Virtual is sustainable
When many exhibitions were cancelled or postponed indefinitely, artworks did still travel occasionally. Remote viewing is now often done digitally, via a live connection on a phone or tablet. This allows the borrowers to demonstrate in real time that the utmost care is being taken with the lender’s work. And that’s not such a bad thing at all, because flying less contributes to the sustainability goals that museums have also set for themselves.
Not too close!
Yet physical courier services cannot be replaced completely, says Faye Cliné. The condition of a work cannot be properly assessed on a screen. A restorer in situ can do something about that, but it’s all done in good faith. All those phones and other devices so close to a work of art also pose a risk. Moreover, virtual couriers only allow you to check the condition and installation, and there is no oversight during transit, which means we are dependent on the expertise of the transport agents.
Breaking new ground
Transport agents see a market and are now working on special software for virtual couriers, something that museum professionals are not so keen on as yet. After all, if they can pinpoint the location of their Rembrandt at all times, so can those with malicious intent.
So for the time being we’re breaking new ground.
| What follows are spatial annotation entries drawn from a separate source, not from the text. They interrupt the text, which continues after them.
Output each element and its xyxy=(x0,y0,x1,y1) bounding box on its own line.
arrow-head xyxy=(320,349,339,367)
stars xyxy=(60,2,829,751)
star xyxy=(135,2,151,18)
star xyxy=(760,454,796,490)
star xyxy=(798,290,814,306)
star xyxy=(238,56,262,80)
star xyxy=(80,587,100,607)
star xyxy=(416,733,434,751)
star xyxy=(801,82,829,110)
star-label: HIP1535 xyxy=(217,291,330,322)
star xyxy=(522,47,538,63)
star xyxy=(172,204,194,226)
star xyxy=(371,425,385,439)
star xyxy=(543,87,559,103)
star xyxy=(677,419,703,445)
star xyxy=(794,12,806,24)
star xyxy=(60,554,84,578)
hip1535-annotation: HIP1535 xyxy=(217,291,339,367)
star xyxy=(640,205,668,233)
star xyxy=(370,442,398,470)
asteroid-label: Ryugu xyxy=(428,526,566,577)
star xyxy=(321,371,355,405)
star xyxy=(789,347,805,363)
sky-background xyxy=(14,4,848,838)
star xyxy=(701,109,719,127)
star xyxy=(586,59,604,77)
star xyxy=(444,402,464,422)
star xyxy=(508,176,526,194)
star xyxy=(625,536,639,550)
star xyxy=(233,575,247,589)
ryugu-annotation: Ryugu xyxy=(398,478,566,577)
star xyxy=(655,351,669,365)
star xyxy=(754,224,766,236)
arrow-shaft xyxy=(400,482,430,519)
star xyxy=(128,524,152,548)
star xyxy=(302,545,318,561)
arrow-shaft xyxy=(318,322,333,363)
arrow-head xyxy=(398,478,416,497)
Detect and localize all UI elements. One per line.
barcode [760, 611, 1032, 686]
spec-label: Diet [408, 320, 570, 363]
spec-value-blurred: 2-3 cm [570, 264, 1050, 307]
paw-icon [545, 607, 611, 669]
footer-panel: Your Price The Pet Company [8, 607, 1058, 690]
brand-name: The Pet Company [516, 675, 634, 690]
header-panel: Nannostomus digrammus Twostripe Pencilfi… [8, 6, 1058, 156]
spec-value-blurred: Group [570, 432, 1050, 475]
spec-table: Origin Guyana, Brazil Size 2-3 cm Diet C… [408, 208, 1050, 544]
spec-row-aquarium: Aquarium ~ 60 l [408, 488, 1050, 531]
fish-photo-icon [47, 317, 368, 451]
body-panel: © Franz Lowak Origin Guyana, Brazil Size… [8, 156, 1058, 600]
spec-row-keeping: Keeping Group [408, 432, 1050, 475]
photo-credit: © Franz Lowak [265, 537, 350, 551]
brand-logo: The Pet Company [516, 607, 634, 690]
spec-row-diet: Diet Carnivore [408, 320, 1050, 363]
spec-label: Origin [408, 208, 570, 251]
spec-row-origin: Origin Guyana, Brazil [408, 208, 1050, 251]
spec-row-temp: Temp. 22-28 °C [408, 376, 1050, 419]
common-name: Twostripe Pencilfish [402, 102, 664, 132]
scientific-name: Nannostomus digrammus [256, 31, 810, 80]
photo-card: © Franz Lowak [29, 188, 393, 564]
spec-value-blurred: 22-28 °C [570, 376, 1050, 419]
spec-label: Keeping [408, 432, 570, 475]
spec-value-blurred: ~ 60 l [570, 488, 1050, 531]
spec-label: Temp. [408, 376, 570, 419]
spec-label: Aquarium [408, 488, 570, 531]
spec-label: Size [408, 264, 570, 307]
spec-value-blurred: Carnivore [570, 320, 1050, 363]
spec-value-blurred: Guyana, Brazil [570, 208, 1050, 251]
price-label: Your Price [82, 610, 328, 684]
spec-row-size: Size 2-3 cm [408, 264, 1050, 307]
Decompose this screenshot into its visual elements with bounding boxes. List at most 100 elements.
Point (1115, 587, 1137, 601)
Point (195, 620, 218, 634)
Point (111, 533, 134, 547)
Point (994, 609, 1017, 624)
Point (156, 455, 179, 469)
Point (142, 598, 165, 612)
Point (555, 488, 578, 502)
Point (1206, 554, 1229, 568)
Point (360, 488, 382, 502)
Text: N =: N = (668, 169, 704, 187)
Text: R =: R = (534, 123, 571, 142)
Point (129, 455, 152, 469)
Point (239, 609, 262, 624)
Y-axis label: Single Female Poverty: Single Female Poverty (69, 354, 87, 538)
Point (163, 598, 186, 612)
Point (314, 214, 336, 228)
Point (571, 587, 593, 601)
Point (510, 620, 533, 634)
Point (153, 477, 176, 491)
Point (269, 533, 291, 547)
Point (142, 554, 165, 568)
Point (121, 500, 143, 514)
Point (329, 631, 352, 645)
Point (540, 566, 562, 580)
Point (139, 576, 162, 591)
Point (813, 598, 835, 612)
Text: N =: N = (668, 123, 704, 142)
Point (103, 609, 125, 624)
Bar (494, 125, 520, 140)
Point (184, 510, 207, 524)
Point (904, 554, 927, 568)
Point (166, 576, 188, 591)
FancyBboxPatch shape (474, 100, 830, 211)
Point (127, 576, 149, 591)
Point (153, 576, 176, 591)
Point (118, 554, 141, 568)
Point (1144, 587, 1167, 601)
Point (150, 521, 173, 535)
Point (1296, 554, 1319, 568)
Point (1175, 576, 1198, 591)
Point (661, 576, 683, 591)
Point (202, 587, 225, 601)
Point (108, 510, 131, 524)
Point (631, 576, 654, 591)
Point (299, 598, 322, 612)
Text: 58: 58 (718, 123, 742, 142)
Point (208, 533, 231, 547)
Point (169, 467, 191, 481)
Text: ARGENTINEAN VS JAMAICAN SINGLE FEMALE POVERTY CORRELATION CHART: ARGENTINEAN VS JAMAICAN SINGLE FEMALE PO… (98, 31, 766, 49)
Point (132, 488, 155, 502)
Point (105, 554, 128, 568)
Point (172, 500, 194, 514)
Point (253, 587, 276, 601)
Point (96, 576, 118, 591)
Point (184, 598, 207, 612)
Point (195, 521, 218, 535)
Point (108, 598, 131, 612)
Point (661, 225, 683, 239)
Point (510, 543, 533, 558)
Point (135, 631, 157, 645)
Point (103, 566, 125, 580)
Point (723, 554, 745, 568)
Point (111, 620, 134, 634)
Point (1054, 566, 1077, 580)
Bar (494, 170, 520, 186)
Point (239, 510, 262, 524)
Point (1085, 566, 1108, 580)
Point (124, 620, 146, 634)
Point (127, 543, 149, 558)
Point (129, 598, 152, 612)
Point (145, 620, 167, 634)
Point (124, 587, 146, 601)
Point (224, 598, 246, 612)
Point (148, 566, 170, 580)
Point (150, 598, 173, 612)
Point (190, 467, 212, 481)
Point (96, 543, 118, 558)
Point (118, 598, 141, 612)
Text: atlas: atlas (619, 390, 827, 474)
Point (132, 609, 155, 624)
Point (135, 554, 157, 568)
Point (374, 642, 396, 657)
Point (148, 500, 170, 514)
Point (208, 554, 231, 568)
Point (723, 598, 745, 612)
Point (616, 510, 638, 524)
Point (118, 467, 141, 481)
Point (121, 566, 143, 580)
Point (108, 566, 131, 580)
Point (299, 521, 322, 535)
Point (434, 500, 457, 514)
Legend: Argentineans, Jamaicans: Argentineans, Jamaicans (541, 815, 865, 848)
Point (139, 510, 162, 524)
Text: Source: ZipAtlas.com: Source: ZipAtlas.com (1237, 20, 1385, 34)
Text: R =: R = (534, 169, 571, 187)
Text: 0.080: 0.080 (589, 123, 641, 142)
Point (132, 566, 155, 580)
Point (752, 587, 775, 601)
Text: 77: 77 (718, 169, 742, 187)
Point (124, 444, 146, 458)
That’s why Dutch registrars joined forces during the first lockdown and started organising large-scale Teams meetings. This network is a safety net for smaller museums in particular, because it is now easier for them to consult their colleagues from larger institutions and their extensive international network.
Interestingly enough, the international network has just announced that Tate Britain will indeed make virtual couriers the standard. From now on, they will only send a colleague if there is no other option.
Dutch registrars coordinate via the Dutch Registrars Group (NRG). Their online meetings will continue for the time being, albeit less frequently.